Потом у Жуковского появилось чувство уныния, «которое имело свою сладость». Вероятнее всего, это было вызвано ностальгическими воспоминаниями о нежной любви его к Марии Андреевне Протасовой (1793–1823), в замужестве Мойер. Любовь была взаимной, но не привела к браку из – за несогласия матери девушки, причиной которого послужило родство влюблённых: Жуковский приходился своей возлюбленной неполнородным дядей. «Долина Кашемира», где происходит действие поэмы Т. Мура, ассоциировалась в их переписке с надеждами на ещё возможное в 1814–1815 годах счастье.
Великая княгиня Александра Фёдоровна. Худ. Ж.—А. Беннер. 1821 г.
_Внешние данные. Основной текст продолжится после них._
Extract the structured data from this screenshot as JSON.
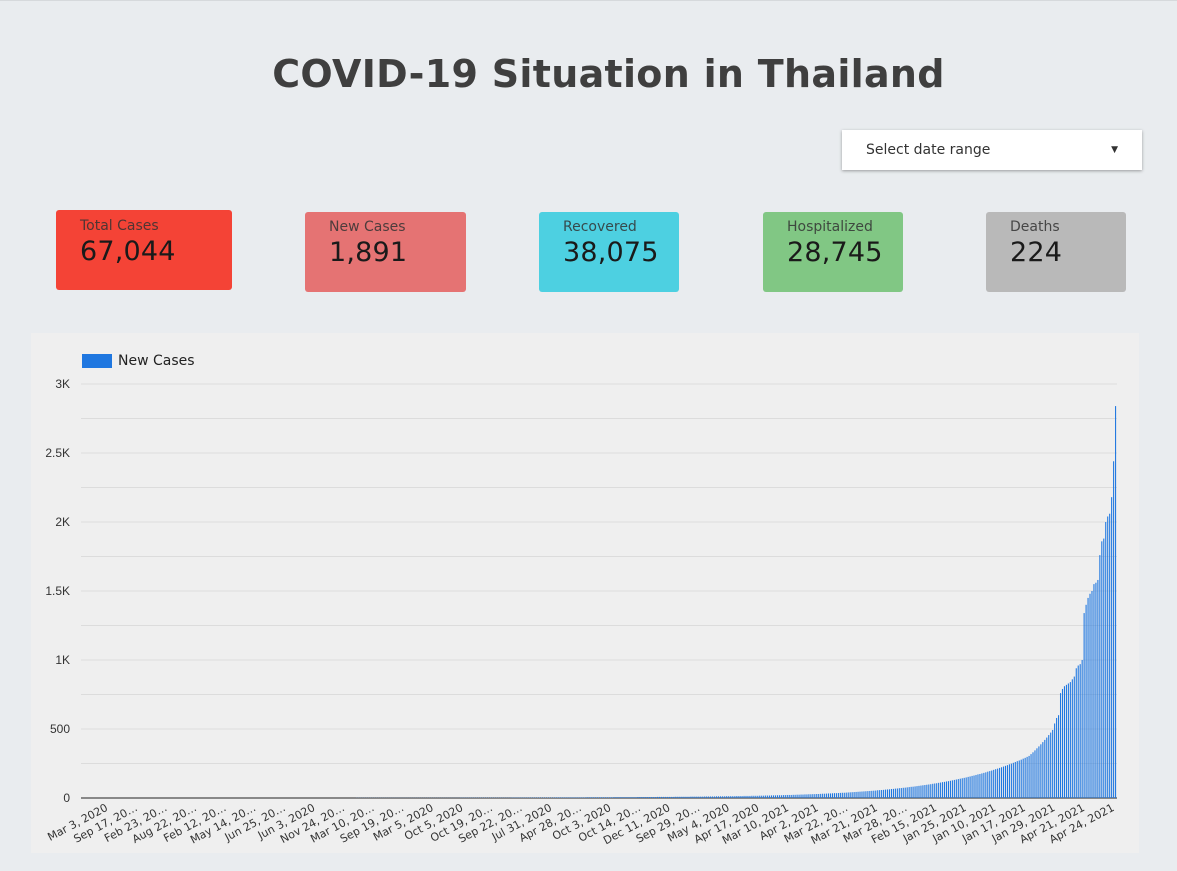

Впечатление от «несравненного праздника» в Берлине вызвало к жизни целый поэтический цикл Жуковского, написанный в 1821–1843 годах и посвящённый Александре Фёдоровне – Лалле Рук. В 1821 году поэт даже издавал рукописный журнал с названием «Лалле Рук». Имя индийской принцессы стало литературной эмблемой будущей императрицы, её своеобразной «визитной карточкой» в свете, о чём свидетельствуют упоминания в письмах современников2.
В.А. Жуковский.
Худ. Е. Эстеррейх. 1820 г.
Через две недели после праздника, 1 февраля 1821 года, Жуковский сочинил стихотворение «Лалла Рук» и носил его в кармане 8 дней, пока не решился наконец вручить адресату. Поэт воспел внешнюю и внутреннюю красоту своей вдохновительницы:
Всё – и робкая стыдливость
Под сиянием венца,
И младенческая живость,
И величие лица,
И в чертах глубокость чувства
С безмятежной тишиной —
Всё в ней было без искусства
Неописанной красой.
Это стихотворение – отнюдь не светский мадригал, пусть и облечённый в совершенную форму. В нём отразились размышления Жуковского на тему, поднятую немецкими литераторами Вильгельмом Вакенродером (1773–1798) и Людвигом Тиком (1773–1853), о мимолётном явлении прекрасного и вызванном им поэтическом вдохновении:
Я смотрел, а призрак мимо
[Увлекая душу вслед]
Пролетал невозвратимо;
Я за ним, его уж нет!
Посетил, как упованье,
Жизнь минуту озарил;
Но оставил лишь преданье,
Что когда – то в жизни был.
Ах! Не с нами обитает
Гений чистой красоты:
Лишь порой он навещает
Нас с небесной высоты;
Он поспешен, как мечтанье,
Как воздушный утра сон;
Но в святом воспоминанье
Неразлучен с сердцем он3.
Здесь впервые появляется «Гений чистой красоты» – найденный Жуковским «редкий поэтический алмаз»4, по словам Н.Н. Скатова. Это образ божественного духа вдохновения, нисходящего «с небесной высоты» в особые моменты жизни, когда душа становится вдруг необычайно чувствительна к явленной ей красоте, в повседневном состоянии не воспринимаемой.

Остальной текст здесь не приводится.